The Yukon-Tanana Terrane (YTT) of western Yukon Territory in NW Canada and Otago Schist belt (OSB) of South Island, New Zealand share similar geological evolutionary histories as convergent orogenic belts. Both belts host orogenic gold deposits of mainly Jurassic to Early Cretaceous age. Jurassic mineralization in the YTT occurred during convergent orogenesis and stacking of previously-metamorphosed (Palaeozoic) greenschist-amphibolite facies metasediments, metavolcanic rocks, and metagranitoids. Early Cretaceous OSB mineralization occurred in the latter stages of terrane accretion of un-metamorphosed turbidites with minor basaltic rocks. Metamorphism of the OSB turbidites mobilised background levels of Au (0.6–1.3 ppb), As (2–20 ppm), Sb (0.1–1 ppm), and W (< 10 ppm), primarily under greenschist to lower amphibolite facies conditions when diagenetic pyrite (Au c. 0.5–2 ppm; As c. 500–10 000 ppm) transformed to pyrrhotite on a regional scale. In contrast, the previously-metamorphosed YTT rocks had generally low background As contents (1–2 ppm) apart from some As-rich quartzites (up to 100 ppm As). Consequently, there was less As available for orogenic mobilisation, and YTT Au deposits generally have lower concentrations of this pathfinder element compared to the OSB. YTT host rocks, especially metagranitoids, have anomalous levels of Mo (10–300 ppm), and many orogenic deposits contain elevated Mo, locally including molybdenite. OSB turbidites have elevated Mo (2–200 ppm), along with elevated Au and As, in diagenetic pyrite, but this Mo became largely dispersed through the metamorphic pile as metamorphic grade increased and pyrite transformed to pyrrhotite. OSB orogenic deposits have only marginally elevated Mo (c. 1 ppm), no molybdenite, and accessory scheelite in these deposits is distinctly Mo-poor. Only minor mobilisation of base metals occurred in these orogenic belts, and orogenic Au deposits contain sparse base metal sulphides. Orogenic deposits in the YTT and OSB differ in that Au (and other associated elements) in many of the orogenic deposits in the YTT was remobilised from relatively local sources (e.g. pre-existing Cu-Mo-Au porphyry or volcanogenic sulphide mineralization) whereas Au in the OSB was mobilised from larger volumes of homogeneous rock at depth.

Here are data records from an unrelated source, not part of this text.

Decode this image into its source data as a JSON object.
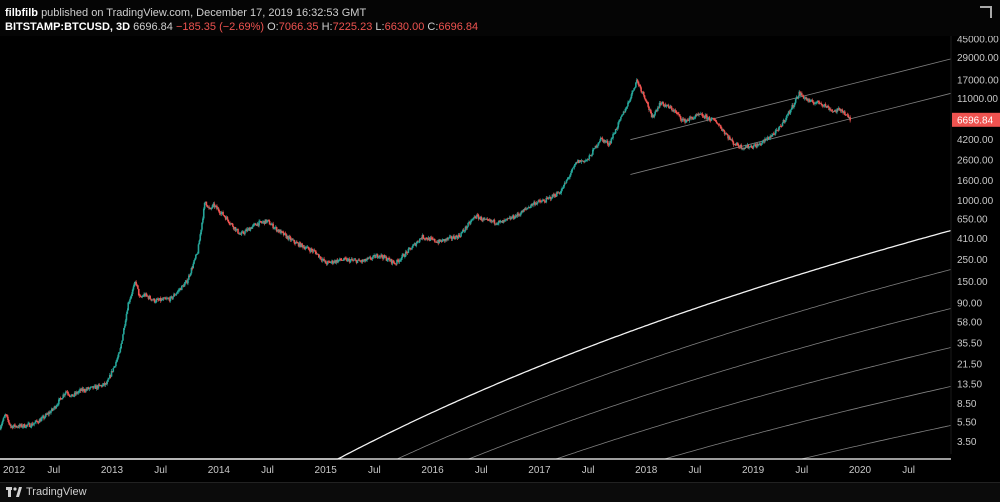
{
  "header": {
    "author": "filbfilb",
    "published_text": "published on TradingView.com, December 17, 2019 16:32:53 GMT",
    "symbol": "BITSTAMP:BTCUSD, 3D",
    "last_price": "6696.84",
    "change": "−185.35 (−2.69%)",
    "o_label": "O:",
    "o_value": "7066.35",
    "h_label": "H:",
    "h_value": "7225.23",
    "l_label": "L:",
    "l_value": "6630.00",
    "c_label": "C:",
    "c_value": "6696.84"
  },
  "footer": {
    "brand": "TradingView"
  },
  "colors": {
    "up": "#26a69a",
    "down": "#ef5350",
    "bands": "#ffffff",
    "price_tag": "#ef5350"
  },
  "chart_data": {
    "type": "line",
    "title": "",
    "scale": "log",
    "ylim": [
      2.6,
      48000
    ],
    "xlim": [
      2012.0,
      2020.9
    ],
    "y_ticks": [
      "45000.00",
      "29000.00",
      "17000.00",
      "11000.00",
      "6696.84",
      "4200.00",
      "2600.00",
      "1600.00",
      "1000.00",
      "650.00",
      "410.00",
      "250.00",
      "150.00",
      "90.00",
      "58.00",
      "35.50",
      "21.50",
      "13.50",
      "8.50",
      "5.50",
      "3.50"
    ],
    "x_ticks": [
      {
        "label": "2012",
        "x": 2012.0
      },
      {
        "label": "Jul",
        "x": 2012.5
      },
      {
        "label": "2013",
        "x": 2013.0
      },
      {
        "label": "Jul",
        "x": 2013.5
      },
      {
        "label": "2014",
        "x": 2014.0
      },
      {
        "label": "Jul",
        "x": 2014.5
      },
      {
        "label": "2015",
        "x": 2015.0
      },
      {
        "label": "Jul",
        "x": 2015.5
      },
      {
        "label": "2016",
        "x": 2016.0
      },
      {
        "label": "Jul",
        "x": 2016.5
      },
      {
        "label": "2017",
        "x": 2017.0
      },
      {
        "label": "Jul",
        "x": 2017.5
      },
      {
        "label": "2018",
        "x": 2018.0
      },
      {
        "label": "Jul",
        "x": 2018.5
      },
      {
        "label": "2019",
        "x": 2019.0
      },
      {
        "label": "Jul",
        "x": 2019.5
      },
      {
        "label": "2020",
        "x": 2020.0
      },
      {
        "label": "Jul",
        "x": 2020.5
      }
    ],
    "price_tag": "6696.84",
    "price_path": [
      [
        2012.0,
        4.9
      ],
      [
        2012.05,
        6.5
      ],
      [
        2012.1,
        5.0
      ],
      [
        2012.2,
        5.0
      ],
      [
        2012.3,
        5.2
      ],
      [
        2012.4,
        6.0
      ],
      [
        2012.5,
        7.5
      ],
      [
        2012.62,
        11.5
      ],
      [
        2012.67,
        10.0
      ],
      [
        2012.75,
        11.5
      ],
      [
        2012.9,
        12.5
      ],
      [
        2013.0,
        13.5
      ],
      [
        2013.12,
        28
      ],
      [
        2013.2,
        90
      ],
      [
        2013.27,
        150
      ],
      [
        2013.31,
        100
      ],
      [
        2013.35,
        110
      ],
      [
        2013.45,
        95
      ],
      [
        2013.6,
        100
      ],
      [
        2013.75,
        150
      ],
      [
        2013.85,
        300
      ],
      [
        2013.92,
        1000
      ],
      [
        2013.96,
        800
      ],
      [
        2014.0,
        900
      ],
      [
        2014.1,
        700
      ],
      [
        2014.25,
        450
      ],
      [
        2014.4,
        580
      ],
      [
        2014.5,
        620
      ],
      [
        2014.6,
        500
      ],
      [
        2014.75,
        380
      ],
      [
        2014.95,
        300
      ],
      [
        2015.05,
        230
      ],
      [
        2015.2,
        250
      ],
      [
        2015.4,
        240
      ],
      [
        2015.55,
        280
      ],
      [
        2015.7,
        230
      ],
      [
        2015.85,
        330
      ],
      [
        2015.95,
        430
      ],
      [
        2016.1,
        380
      ],
      [
        2016.3,
        440
      ],
      [
        2016.45,
        700
      ],
      [
        2016.55,
        620
      ],
      [
        2016.7,
        600
      ],
      [
        2016.85,
        720
      ],
      [
        2017.0,
        950
      ],
      [
        2017.1,
        1000
      ],
      [
        2017.25,
        1250
      ],
      [
        2017.4,
        2500
      ],
      [
        2017.5,
        2600
      ],
      [
        2017.62,
        4300
      ],
      [
        2017.7,
        3800
      ],
      [
        2017.8,
        6500
      ],
      [
        2017.88,
        10000
      ],
      [
        2017.96,
        17000
      ],
      [
        2018.05,
        10500
      ],
      [
        2018.1,
        7000
      ],
      [
        2018.18,
        10000
      ],
      [
        2018.3,
        8500
      ],
      [
        2018.4,
        6500
      ],
      [
        2018.55,
        7500
      ],
      [
        2018.7,
        6500
      ],
      [
        2018.86,
        3900
      ],
      [
        2018.95,
        3500
      ],
      [
        2019.1,
        3700
      ],
      [
        2019.28,
        5200
      ],
      [
        2019.4,
        8500
      ],
      [
        2019.48,
        12500
      ],
      [
        2019.58,
        10200
      ],
      [
        2019.68,
        10000
      ],
      [
        2019.8,
        8200
      ],
      [
        2019.88,
        8500
      ],
      [
        2019.93,
        7200
      ],
      [
        2019.96,
        6697
      ]
    ],
    "bands": [
      {
        "type": "log-curve",
        "a": -14.0,
        "b": 5.2
      },
      {
        "type": "log-curve",
        "a": -14.0,
        "b": 5.57
      },
      {
        "type": "log-curve",
        "a": -14.0,
        "b": 5.94
      },
      {
        "type": "log-curve",
        "a": -14.0,
        "b": 6.31
      },
      {
        "type": "log-curve",
        "a": -14.0,
        "b": 6.68
      },
      {
        "type": "log-curve",
        "a": -14.0,
        "b": 7.05
      },
      {
        "type": "log-curve",
        "a": -14.0,
        "b": 7.42
      },
      {
        "type": "log-curve",
        "a": -14.0,
        "b": 7.79
      },
      {
        "type": "log-curve",
        "a": -14.0,
        "b": 8.16
      },
      {
        "type": "straight",
        "from": [
          2017.9,
          4200
        ],
        "to": [
          2020.9,
          28000
        ]
      },
      {
        "type": "straight",
        "from": [
          2017.9,
          1850
        ],
        "to": [
          2020.9,
          12500
        ]
      }
    ]
  }
}
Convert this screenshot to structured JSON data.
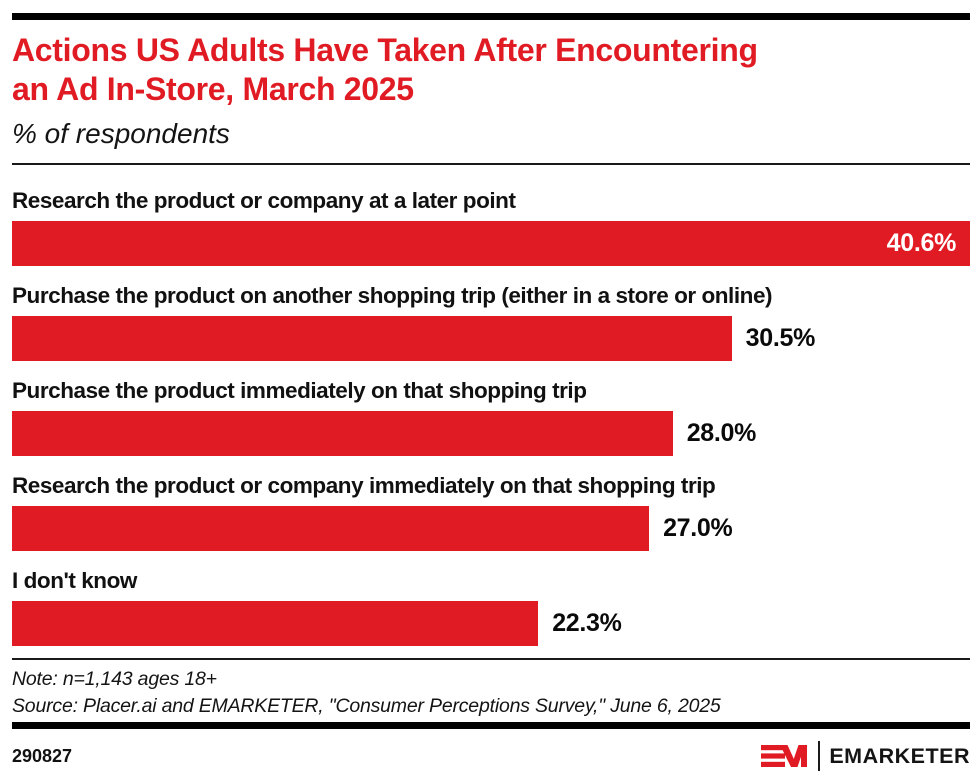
{
  "colors": {
    "accent_red": "#E11B23",
    "bar_value_inside": "#FFFFFF",
    "text": "#000000"
  },
  "header": {
    "title": "Actions US Adults Have Taken After Encountering an Ad In-Store, March 2025",
    "title_lines": [
      "Actions US Adults Have Taken After Encountering",
      "an Ad In-Store, March 2025"
    ],
    "subtitle": "% of respondents"
  },
  "chart_data": {
    "type": "bar",
    "orientation": "horizontal",
    "title": "Actions US Adults Have Taken After Encountering an Ad In-Store, March 2025",
    "subtitle": "% of respondents",
    "categories": [
      "Research the product or company at a later point",
      "Purchase the product on another shopping trip (either in a store or online)",
      "Purchase the product immediately on that shopping trip",
      "Research the product or company immediately on that shopping trip",
      "I don't know"
    ],
    "values": [
      40.6,
      30.5,
      28.0,
      27.0,
      22.3
    ],
    "value_labels": [
      "40.6%",
      "30.5%",
      "28.0%",
      "27.0%",
      "22.3%"
    ],
    "value_label_positions": [
      "inside",
      "outside",
      "outside",
      "outside",
      "outside"
    ],
    "xlim": [
      0,
      40.6
    ],
    "grid": false,
    "legend": false,
    "bar_color": "#E11B23"
  },
  "footer": {
    "note": "Note: n=1,143 ages 18+",
    "source": "Source: Placer.ai and EMARKETER, \"Consumer Perceptions Survey,\" June 6, 2025",
    "chart_id": "290827",
    "brand": "EMARKETER"
  }
}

Geochemical signatures of mesothermal Au-mineralized late-metamorphic deformation zones, Otago Schist, New Zealand

Hydrothermal processes along two regional-scale shear zones in the Otago Schist were dominated by structurally controlled fluid flow and mineralization in the host schist, with relatively minor quartz vein formation, and mineralized rocks are only subtly different from unmineralized rocks. Most Au in the shear zones is associated with sulphide minerals (pyrite and arsenopyrite) disseminated through the host schist or along microshears. Minor enrichment of Sb, Mo and Bi (ppm level) is detectable in the Hyde-Macraes Shear Zone (HMSZ). Hydrothermal muscovite is slightly more aluminous (1–2 wt%) than metamorphic muscovite in both shear zones. HMSZ muscovite averages >900 ppm N, in contrast to metamorphic muscovite that averages c. 200 ppm N. In both shear zones, rutile has replaced metamorphic titanite and epidote has altered to carbonate and phyllosilicates, but these reactions were nearly isochemical. Structurally controlled hydrothermal graphite in the HMSZ occurs in microshears (up to 3 wt%, above background <0.2 wt%). Alteration in the Rise & Shine Shear Zone (RSSZ) was accompanied by addition of abundant ankerite. The two shear zones have subtly different geochemical signatures and are not directly genetically related. However, As enrichment is a key exploration target for both shear zones.